The point is this: the very idea of cosmic purpose uproots the notion of purpose from the places where the idea of purpose could have clear, or indeed any, meaning. Purposes as usually understood are anchored in lives, or parts of lives. They exist primarily insofar as they are entertained by conscious subjects or communities of such subjects, even though they may be ‘sedimented’ (to borrow Max Scheler’s term) in social institutions, or in the vast landscape of artefacts that humans create to support their lives. Purposes have intentional objects, however ill-defined. Nothing of this is preserved in the idea of a cosmic purpose – unless, that is, such a purpose is curated in the consciousness of the kind of deity that Goff rejects. This means that ‘purpose’ cannot be appropriated to refer to the totality of things without loss of meaning.

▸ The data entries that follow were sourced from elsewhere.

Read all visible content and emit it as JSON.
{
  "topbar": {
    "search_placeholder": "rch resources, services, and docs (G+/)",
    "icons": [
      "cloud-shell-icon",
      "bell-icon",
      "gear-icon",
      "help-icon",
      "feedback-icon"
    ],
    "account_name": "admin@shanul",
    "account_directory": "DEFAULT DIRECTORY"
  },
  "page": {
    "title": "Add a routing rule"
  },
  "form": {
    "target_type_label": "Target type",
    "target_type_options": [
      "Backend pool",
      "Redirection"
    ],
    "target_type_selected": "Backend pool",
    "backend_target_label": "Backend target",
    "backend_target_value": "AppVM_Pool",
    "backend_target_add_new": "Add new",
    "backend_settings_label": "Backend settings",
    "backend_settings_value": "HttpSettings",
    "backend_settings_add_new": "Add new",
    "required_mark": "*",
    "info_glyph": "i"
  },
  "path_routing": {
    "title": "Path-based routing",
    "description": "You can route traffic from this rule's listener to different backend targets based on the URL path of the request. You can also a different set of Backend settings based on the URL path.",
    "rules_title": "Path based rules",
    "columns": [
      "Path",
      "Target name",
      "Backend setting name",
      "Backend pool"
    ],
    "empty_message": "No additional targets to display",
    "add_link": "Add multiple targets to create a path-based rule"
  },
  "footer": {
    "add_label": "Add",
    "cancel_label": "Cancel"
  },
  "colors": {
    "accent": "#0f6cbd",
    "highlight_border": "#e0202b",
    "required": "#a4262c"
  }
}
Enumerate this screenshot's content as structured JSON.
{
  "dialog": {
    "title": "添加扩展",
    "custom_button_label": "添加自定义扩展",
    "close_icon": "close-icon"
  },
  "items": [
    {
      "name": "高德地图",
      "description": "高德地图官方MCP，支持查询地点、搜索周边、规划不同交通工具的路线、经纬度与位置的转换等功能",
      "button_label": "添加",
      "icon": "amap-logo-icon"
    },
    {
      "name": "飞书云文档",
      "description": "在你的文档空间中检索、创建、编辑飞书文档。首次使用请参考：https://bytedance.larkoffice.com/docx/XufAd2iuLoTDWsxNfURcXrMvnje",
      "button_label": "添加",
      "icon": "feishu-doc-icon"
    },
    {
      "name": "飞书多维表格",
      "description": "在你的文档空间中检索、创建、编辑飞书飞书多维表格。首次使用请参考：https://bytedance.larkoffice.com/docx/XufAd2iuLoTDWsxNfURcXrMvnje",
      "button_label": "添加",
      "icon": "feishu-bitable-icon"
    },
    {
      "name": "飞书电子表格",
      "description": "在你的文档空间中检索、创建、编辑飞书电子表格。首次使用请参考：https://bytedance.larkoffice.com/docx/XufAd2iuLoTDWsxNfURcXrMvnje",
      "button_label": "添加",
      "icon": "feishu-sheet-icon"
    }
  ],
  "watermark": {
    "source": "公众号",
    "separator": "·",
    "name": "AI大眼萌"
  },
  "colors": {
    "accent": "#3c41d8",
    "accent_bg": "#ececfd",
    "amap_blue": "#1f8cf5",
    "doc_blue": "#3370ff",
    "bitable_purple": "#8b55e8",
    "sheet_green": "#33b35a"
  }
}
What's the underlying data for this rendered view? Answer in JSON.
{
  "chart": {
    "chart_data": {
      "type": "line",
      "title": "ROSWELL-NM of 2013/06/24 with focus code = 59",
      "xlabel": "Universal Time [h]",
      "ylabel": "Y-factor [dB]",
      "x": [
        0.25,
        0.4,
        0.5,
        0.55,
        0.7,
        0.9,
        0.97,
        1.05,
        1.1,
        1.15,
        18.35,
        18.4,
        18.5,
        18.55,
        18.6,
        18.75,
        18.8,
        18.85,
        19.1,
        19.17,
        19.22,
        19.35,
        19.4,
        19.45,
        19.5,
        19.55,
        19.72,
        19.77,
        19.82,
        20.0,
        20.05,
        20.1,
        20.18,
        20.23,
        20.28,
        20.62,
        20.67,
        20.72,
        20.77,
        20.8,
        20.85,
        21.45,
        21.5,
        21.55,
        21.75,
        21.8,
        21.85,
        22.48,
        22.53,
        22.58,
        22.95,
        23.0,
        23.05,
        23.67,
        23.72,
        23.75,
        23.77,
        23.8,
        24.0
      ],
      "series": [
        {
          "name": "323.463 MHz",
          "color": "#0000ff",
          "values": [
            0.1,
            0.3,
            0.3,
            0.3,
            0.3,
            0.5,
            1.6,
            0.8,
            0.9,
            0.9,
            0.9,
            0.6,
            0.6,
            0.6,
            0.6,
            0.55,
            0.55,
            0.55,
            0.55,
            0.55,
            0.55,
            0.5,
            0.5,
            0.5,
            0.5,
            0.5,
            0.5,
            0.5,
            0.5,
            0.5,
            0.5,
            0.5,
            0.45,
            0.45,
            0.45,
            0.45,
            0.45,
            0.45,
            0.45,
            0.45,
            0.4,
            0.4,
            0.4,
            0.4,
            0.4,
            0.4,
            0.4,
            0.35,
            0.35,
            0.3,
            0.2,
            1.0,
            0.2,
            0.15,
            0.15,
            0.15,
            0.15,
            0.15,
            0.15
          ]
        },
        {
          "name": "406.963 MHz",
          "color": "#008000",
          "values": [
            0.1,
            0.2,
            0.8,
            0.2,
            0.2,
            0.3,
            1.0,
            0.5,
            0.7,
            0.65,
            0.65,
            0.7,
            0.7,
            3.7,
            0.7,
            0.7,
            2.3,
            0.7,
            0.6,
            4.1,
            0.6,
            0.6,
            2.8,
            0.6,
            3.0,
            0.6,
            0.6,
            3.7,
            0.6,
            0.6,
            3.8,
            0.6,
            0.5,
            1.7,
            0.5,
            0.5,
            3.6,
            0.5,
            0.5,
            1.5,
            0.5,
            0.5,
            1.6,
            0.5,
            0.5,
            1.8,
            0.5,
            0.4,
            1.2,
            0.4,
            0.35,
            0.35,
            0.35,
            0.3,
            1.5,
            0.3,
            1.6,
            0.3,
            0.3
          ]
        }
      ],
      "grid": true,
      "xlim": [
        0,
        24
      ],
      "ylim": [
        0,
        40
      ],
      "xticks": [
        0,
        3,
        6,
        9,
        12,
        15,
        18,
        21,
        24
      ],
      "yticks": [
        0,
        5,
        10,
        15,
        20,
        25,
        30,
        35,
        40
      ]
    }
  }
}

Even if the notion were accepted of a fine-tuned universe fulfilling a pre-ordained purpose in the transition from elementary particles to readers of Philosophy Now, the question of the execution of said purpose cannot be side-stepped. Goff seems aware of this and embraces pan-agentialism, according to which purpose is manifested through agency and “the roots of agency are present at the fundamental level or reality.” This, however, only exacerbates the problem of unifying localised, transient, conflicting individual purposes into an overall point for the universe. And there is, of course, the implausibility of ascribing to the fundamental constituents of the material world not only an awareness of themselves, and of (in some sense) what they are about, but of what’s happening to them so that they can purposefully manipulate their direction of travel. For Goff, however, there is no such problem: he envisages even elementary particles as being infused with ‘conscious inclinations’ by the pilot waves David Bohm proposed to make sense of quantum indeterminacy. As if this were not ludicrous enough, Goff embraces a ‘teleological cosmopsychism’, arguing that “If, during the first split-second the universe fine-tuned itself in order to allow for the emergence of life billions of years in the future, the universe must have in some sense been aware of this possibility, in order to act in such a way as to bring it about.” It seems unlikely that proto particles becoming an expanding universe could have had the bandwidth and foresight to envision that possibility.

Goff believes that the evidence for cosmic purpose “can give us hope that… the meaning our lives appear to have is not an illusion.” Unfortunately, any crumbs of comfort offered by a fine-tuned universe do not seem entirely convincing. After all, the vast majority of what exists is not only uninhabited in fact, but uninhabitable in principle, and thus void of purpose as usually understood. More damning still for Goff’s cosmic good cheer, recent advances in physics (as discussed in an authoritative paper by Fred Adams, ‘The Degree of Fine-Tuning in Our Universe – and Others’, Physics Reports, 2019), have suggested that “the universe is surprisingly resilient in its fundamental parameters” and “it is not fully optimized for the emergence of life.” So perhaps the cosmos didn’t have us in mind after all, and we are not unwitting contributors to the realization of its purpose. And even if we were, it would hardly be a source of comfort if we didn’t know what that purpose was.

© Prof. Raymond Tallis 2024

Raymond Tallis’s Prague 22: A Philosopher Takes a Tram Through a City will soon be published in conjunction with Philosophy Now.